На одном из раскатов, гладком участке дороги с уклоном, сани, в которых ехала старшая сестра Мария с шестимесячной дочкой Лидой, раскатились и ударились о твердый край сугроба, сани опрокинулись, от инерции все содержимое саней и Мария с Лидой вылетели из саней, мешком муки их придавило. Когда выбрались из сугроба, ребенок не подавал признаков жизни. Невдалеке виднелись черные избы деревни. В первой избе ребенка начали откачивать, дули ей в ротик, терли тело, шлепали по поп-

 

- 24 -

ке, и ребенок запищал, но осталась она на всю жизнь инвалидом, что-то повредили в голове, шло замедленное развитие, плохо говорила.

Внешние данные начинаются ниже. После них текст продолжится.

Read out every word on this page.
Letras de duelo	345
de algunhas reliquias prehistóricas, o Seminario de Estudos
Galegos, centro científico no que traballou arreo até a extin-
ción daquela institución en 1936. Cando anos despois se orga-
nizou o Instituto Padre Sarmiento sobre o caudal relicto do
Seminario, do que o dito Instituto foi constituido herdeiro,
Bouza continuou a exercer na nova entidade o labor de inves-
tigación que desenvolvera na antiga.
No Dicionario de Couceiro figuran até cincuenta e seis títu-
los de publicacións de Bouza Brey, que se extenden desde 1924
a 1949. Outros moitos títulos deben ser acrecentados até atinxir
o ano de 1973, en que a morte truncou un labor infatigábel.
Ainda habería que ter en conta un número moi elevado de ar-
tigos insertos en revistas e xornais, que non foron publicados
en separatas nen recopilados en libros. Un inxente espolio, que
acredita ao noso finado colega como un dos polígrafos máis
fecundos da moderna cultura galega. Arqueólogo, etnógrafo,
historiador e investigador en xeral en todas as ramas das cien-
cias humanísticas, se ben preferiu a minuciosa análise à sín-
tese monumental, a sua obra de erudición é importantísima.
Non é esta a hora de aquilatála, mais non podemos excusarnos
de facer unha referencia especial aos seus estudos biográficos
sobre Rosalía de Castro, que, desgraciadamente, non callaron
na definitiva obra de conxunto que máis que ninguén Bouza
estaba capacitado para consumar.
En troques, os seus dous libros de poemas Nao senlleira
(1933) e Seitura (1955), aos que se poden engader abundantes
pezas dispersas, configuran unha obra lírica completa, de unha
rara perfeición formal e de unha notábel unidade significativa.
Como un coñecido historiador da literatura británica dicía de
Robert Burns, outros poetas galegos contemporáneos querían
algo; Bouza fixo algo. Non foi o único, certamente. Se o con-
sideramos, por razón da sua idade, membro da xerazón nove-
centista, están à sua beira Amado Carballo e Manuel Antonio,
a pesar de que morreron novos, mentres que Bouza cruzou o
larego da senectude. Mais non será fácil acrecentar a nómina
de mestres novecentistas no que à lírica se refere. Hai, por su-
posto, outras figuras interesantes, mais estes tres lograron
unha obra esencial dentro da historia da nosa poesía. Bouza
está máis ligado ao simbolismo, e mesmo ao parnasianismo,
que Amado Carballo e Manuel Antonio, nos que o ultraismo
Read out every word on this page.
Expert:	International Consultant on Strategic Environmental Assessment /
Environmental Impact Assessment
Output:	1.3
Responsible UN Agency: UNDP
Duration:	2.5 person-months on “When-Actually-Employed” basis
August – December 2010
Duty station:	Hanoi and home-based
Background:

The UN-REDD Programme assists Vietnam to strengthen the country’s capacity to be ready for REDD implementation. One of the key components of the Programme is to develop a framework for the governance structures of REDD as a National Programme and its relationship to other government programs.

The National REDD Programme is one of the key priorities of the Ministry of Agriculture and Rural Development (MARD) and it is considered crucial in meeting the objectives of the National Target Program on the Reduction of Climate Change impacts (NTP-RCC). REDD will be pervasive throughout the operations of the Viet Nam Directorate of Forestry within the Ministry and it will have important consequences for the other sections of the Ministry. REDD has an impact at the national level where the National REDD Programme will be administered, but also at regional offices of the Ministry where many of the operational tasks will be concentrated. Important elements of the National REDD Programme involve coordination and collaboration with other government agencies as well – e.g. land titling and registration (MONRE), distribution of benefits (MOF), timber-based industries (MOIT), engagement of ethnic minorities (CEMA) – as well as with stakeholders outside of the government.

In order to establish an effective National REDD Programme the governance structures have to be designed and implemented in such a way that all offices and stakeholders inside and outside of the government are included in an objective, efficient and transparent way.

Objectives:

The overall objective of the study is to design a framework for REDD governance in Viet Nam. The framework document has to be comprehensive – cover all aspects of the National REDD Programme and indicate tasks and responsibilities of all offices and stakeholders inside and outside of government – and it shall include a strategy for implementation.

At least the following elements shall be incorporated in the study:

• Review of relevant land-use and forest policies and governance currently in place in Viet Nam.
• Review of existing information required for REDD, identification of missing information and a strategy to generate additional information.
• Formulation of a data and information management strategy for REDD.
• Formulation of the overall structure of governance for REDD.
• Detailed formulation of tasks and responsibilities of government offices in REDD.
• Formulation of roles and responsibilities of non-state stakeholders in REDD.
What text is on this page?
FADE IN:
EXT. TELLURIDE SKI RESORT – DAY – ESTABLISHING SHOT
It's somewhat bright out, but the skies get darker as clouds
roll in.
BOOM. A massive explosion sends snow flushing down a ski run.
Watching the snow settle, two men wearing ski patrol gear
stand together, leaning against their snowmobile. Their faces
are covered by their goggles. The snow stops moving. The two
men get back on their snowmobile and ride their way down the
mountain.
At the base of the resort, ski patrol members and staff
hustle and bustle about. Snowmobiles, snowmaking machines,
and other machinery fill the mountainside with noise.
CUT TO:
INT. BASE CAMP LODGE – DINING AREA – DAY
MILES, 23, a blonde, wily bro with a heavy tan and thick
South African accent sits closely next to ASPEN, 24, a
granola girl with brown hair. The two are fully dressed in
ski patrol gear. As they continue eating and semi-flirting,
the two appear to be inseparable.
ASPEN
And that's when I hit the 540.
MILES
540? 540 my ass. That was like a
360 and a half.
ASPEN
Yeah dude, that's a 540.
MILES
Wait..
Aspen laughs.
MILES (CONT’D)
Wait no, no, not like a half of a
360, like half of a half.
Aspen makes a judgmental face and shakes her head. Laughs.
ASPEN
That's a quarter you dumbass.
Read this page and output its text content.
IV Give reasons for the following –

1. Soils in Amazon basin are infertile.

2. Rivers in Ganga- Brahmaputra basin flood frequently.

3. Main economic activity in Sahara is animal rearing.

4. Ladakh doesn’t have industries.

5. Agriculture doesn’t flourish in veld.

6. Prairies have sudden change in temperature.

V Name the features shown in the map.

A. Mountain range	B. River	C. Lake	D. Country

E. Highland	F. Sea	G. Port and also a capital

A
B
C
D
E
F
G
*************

Скрип полозьев сотен подвод, стоны женщин, плач детей, крики конвоиров, лай собак, провожающий обоз до следующей деревни, сливались в сплошной гул, был слышен на несколько километров. Из ноздрей коней, тащивших тяжелые сани, выдыхаемый воздух, конденсируясь, намерзал на губах и ноздрях коней, образуя ледяные наросты, снег таял на горячих боках лошадей, выдыхаемый воздух коней и людей, поднимался вверх белыми струйками, образуя над обозом синий туман.

В пути происходили всевозможные трагедии и невзгоды: где-то ребенка придавили, где-то умер старик - высылали и девяностолетних - где-то умерла старуха, кто-то сломал ногу, у кого-то рассыпалась мука, у кого-то замерзла картошка, взятая в дорогу и многое другое.

На десятые сутки нелегкого, со всякими трагедиями и происшествиями, пути показались на возвышении, на горе, словно паря в воздухе, золоченые купола церквей Тобольского кремля.

... Зимой, в конце февраля 1930 года из-за реки по дороге со стороны деревни Бизино показался большой конный обоз. Когда первые подводы переползли замерзший Иртыш и поднялись на невысокий правый берег, то последние только-только выезжали из села Карачино. Черная лента обоза потекла по улицам города к горе, в сторону кремля. Уставшие кони с трудом тащили тяжелые подводы, на которых находились женщины, покрытые толстыми суконными шалями, прижимая к себе грудных младенцев, тут же озябшими воробьями жались трех-пятилетние ребятишки, погрузившиеся в глубокую задумчивость старики и старухи молчали, лошадьми правили бородатые мужчины. На Никольском взвозе кони скользили на укутанной железными полозьями саней до металлического блеска дороге, идущей круто в гору. Мужики подхватили с обеих сторон за оглобли сани и помогали уставшим животным взобраться в гору. Подводы, поднявшись, круто заворачивали влево и въезжали через Северные ворота во двор кремля. Площадь кремля постепенно заполнялась.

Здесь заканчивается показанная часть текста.